İNDİRİM KONUSU BİRAZ DAHA ZAYIFLIYOR
Merkez Bankası kararının beklentiler doğrultusunda geldiğini aktaran Okşak, “Norveç Merkez Bankası dahil faizi 0,50 puan artırdık ki burada beklenti 100-1,25 bandında idi. Dolayısıyla faiz indirimine dönük önümüzdeki aylara ilişkin rahat hareket sahası her geçen gün daralıyor ve indirim konusu biraz daha zayıflıyor. Faizi sabit tutup seleftik kredi politikası gibi Türkiye, iki tarafı da idare etmeye çalışıyor. Bir yandan enflasyonla mücadele ve tüketime yönelik kredileri azaltmaya çalışıyor bir taraftan da hem yatırımcıyı hem ihracatçıyı hem de işletmeleri de üzmemeye çalışıyor. Bunun için onlara daha uygun şartlarda kredi sağlıyor” ifadelerini kullandı.
MERKEZ BANKALARI PARASAL SIKILAŞMAYA GİDİYOR
Tüm merkez bankalarının parasal sıkılaşmaya yönelik attığı adımlara dikkat çeken Okşak, “Bu hem Türkiye’de hem de diğer dünya ülkelerinde yabancı paranın daha da pahalı olacağı anlamına geliyor. Bu parasal sıkışma hamlesi tıpkı Türkiye’de gördüğümüz gibi hem dolarda hem Euro’da yukarı yönlü bir baskı işareti veriyor” yorumunda bulundu.
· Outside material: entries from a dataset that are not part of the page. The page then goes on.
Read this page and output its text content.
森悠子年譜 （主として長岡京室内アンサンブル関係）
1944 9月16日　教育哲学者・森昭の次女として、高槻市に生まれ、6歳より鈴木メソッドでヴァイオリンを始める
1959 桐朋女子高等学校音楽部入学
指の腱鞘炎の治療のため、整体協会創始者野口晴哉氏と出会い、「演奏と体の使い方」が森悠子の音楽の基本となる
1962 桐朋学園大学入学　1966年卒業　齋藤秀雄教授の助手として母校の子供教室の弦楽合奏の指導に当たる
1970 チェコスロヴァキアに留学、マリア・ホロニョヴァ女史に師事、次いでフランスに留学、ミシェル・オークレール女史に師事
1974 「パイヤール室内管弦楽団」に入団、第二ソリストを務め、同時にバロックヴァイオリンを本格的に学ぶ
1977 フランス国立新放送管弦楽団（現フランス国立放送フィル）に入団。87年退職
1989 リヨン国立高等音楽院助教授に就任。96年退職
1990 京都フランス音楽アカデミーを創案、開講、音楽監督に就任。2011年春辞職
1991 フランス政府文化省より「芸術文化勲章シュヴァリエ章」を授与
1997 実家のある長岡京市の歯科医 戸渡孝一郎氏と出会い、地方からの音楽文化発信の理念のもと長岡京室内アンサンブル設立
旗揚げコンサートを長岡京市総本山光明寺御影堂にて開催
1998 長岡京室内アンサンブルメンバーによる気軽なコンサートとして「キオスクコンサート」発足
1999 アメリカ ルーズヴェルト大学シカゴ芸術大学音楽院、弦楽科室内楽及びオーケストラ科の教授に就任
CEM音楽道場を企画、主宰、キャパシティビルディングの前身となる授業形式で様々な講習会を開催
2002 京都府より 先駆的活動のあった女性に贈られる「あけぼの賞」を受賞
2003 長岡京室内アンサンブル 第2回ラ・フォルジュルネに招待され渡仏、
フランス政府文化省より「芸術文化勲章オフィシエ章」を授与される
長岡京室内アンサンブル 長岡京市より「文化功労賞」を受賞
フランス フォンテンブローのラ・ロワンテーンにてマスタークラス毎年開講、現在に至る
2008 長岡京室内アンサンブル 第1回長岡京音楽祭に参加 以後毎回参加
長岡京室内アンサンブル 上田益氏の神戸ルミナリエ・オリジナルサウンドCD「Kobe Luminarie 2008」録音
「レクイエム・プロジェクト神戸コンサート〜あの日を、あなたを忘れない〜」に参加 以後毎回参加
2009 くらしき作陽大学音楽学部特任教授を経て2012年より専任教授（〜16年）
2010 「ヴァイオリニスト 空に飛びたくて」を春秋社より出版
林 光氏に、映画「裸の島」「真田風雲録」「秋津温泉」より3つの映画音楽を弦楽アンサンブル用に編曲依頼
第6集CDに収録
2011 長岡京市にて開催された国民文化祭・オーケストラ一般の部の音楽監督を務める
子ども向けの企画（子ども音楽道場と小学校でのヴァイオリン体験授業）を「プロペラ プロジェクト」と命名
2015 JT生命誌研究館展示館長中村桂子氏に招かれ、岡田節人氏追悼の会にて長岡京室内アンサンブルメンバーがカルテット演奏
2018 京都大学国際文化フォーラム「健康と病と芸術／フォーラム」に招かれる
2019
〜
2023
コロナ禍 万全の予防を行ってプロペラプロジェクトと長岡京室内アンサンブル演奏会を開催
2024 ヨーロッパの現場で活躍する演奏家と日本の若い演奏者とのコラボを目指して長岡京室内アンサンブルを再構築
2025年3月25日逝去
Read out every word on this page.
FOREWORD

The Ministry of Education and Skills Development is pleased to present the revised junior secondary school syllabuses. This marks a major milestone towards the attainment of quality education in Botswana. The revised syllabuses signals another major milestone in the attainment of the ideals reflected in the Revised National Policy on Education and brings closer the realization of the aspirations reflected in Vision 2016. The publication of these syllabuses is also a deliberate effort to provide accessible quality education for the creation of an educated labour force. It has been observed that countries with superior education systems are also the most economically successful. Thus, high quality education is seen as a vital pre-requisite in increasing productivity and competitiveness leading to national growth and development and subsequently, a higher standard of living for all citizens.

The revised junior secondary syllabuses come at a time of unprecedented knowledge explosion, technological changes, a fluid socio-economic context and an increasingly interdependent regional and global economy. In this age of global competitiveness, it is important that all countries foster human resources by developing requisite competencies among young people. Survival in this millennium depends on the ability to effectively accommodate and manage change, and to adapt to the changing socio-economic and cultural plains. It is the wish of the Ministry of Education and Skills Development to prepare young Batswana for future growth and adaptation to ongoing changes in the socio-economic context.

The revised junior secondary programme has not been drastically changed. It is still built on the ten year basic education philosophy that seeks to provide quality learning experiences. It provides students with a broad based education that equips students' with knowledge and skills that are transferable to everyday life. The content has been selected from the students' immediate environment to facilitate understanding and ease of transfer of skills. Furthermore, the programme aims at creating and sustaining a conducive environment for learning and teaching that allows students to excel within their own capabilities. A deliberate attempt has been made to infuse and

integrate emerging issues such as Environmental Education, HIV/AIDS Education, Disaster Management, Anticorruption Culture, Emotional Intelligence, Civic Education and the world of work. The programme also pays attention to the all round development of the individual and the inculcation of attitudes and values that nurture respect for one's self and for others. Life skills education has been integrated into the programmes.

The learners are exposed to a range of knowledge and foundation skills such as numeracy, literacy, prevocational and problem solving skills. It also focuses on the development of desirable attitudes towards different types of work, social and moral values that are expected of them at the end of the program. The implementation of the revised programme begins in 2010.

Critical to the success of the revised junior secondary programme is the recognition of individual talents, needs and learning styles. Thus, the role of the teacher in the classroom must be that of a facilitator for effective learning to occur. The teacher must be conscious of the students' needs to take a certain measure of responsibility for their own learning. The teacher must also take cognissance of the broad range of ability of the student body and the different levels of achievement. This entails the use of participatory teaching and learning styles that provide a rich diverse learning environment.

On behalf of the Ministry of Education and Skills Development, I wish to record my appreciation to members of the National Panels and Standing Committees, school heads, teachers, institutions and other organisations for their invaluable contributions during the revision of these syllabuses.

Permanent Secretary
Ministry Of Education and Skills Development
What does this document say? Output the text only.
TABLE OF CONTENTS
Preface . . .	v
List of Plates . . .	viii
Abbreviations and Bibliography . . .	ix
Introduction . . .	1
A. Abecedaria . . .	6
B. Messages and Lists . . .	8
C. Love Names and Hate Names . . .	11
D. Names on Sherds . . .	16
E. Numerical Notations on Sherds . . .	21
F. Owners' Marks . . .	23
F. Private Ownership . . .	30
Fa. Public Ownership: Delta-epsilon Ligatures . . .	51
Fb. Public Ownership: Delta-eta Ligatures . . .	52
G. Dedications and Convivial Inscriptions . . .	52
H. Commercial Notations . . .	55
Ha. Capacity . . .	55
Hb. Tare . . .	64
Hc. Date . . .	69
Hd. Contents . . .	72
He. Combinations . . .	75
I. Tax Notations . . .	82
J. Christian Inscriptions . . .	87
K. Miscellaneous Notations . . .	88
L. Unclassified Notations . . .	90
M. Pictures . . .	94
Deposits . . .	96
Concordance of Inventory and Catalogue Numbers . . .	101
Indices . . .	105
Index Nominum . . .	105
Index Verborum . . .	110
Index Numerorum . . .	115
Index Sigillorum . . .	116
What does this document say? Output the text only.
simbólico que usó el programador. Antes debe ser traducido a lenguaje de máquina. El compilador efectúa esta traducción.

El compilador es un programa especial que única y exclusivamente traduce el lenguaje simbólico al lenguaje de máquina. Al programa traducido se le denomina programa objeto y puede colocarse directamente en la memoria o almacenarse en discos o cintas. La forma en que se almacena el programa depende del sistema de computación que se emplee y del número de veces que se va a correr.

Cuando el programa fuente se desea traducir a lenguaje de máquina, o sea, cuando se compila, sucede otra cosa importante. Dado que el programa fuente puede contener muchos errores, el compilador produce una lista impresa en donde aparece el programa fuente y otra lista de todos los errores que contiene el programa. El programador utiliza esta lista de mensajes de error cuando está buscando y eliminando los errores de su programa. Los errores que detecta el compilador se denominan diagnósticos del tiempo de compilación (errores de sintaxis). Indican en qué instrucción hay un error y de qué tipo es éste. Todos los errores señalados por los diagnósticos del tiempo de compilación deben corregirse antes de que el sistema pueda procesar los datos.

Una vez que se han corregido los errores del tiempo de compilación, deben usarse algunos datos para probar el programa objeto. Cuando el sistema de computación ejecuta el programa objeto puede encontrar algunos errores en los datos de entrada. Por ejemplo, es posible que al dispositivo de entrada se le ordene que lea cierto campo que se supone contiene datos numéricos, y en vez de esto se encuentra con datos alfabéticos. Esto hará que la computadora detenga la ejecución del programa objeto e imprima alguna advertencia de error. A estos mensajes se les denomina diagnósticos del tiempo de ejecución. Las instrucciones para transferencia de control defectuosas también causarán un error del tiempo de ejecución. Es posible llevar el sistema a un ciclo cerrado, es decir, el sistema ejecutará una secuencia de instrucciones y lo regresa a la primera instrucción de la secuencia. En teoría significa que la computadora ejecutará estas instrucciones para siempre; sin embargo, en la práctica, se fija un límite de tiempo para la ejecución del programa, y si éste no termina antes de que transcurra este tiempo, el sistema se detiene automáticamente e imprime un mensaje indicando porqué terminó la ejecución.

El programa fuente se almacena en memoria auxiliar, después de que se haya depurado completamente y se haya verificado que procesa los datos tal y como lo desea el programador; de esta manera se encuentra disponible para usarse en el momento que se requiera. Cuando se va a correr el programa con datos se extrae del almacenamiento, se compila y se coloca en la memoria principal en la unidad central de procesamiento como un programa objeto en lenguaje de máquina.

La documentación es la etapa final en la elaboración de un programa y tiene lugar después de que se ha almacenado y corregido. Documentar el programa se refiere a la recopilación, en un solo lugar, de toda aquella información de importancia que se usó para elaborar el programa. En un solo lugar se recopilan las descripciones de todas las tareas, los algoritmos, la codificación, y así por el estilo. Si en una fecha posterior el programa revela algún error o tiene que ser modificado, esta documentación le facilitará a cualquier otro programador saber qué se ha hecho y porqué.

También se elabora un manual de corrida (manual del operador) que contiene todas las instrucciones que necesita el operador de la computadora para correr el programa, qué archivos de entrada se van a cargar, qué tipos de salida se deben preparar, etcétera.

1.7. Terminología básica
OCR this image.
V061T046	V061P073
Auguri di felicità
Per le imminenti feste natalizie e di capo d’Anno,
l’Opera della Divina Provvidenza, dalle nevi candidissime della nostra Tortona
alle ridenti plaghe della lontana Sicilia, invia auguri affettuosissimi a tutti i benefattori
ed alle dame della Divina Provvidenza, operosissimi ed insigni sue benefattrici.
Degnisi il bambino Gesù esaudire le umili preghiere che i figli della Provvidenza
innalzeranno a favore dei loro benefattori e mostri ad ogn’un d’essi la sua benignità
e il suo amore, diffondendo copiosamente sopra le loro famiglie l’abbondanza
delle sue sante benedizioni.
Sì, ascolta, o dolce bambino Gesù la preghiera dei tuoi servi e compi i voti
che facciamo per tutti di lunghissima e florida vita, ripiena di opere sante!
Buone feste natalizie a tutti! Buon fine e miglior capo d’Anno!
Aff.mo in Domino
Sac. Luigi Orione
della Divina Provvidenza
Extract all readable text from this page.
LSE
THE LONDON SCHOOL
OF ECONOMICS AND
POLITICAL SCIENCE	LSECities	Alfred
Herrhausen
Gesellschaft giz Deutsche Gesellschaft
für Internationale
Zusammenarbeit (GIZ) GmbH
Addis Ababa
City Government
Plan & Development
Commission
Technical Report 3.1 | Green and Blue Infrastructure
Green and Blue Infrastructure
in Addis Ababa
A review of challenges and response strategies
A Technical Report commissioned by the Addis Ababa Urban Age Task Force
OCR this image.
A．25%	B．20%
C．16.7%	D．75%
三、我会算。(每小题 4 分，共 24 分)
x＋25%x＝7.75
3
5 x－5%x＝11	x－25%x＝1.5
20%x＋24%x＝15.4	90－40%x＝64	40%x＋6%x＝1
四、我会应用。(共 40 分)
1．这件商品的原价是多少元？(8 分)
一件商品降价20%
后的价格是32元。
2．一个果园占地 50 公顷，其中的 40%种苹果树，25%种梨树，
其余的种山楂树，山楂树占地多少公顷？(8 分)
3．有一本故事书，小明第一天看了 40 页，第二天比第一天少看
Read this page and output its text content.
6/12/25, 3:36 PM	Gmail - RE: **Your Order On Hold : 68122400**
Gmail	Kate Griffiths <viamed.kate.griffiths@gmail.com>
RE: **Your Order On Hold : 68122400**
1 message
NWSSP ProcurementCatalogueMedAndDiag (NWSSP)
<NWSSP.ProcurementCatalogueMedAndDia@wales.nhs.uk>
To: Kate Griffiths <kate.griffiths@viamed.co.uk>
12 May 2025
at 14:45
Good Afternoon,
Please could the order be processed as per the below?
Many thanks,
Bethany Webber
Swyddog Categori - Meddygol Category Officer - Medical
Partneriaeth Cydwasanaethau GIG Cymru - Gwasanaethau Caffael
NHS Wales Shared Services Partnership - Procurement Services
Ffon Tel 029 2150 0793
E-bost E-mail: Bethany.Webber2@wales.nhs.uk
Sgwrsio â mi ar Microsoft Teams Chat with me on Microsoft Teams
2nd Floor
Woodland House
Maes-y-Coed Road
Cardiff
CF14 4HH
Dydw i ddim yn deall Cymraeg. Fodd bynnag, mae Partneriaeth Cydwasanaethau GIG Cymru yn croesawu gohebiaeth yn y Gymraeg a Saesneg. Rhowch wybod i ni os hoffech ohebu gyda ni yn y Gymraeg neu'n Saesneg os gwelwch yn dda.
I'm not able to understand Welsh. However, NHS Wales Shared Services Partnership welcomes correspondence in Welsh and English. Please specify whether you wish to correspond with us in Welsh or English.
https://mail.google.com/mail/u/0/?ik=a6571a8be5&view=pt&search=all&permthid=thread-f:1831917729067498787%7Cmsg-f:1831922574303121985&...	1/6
Pandemiyle birlikte ortaya çıkan küresel risklerin devam ettiğine vurgu yapan Okşak, “Pandeminin bitmesiyle Uzakdoğu’dan gelen ürünlerin lojistik maliyetlerinin düşeceğini beklerken Şangay’da tekrar bir kapanma oldu. Yani kriz ve kaos ortamı sürüyor. Gıda krizi de keza öyle. Tahıl tarafında büyük üreticiler olan hem Rusya hem de Ukrayna’da yaşanan bu sorunun da giderilmesi için mücadele ediliyor. Cumhurbaşkanımız da bu konuda ciddi girişimlerde bulunuyor. Bir tahıl koridoru oluşturulup dünyanın ihtiyacını gidermek için çeşitli adımlar atılıyor” dedi.
DÖVİZ FİYATLARINDA BASKI ARTACAK
Dünyanın döviz anlamında daha pahalı bir sürece doğru gittiğine dikkat çeken Yüksek Okşak, “Türkiye’nin de bundan sonraki hamlelerini ve adımlarını daha tasarruflu, talebi biraz daha minimize edecek, özellikle lüks tüketimin önünü kesecek şekilde sürdürmesi gerekiyor. Aksi takdirde bu döviz fiyatlarının üzerindeki baskı her geçen gün artacak” ifadelerini sözlerine ekledi.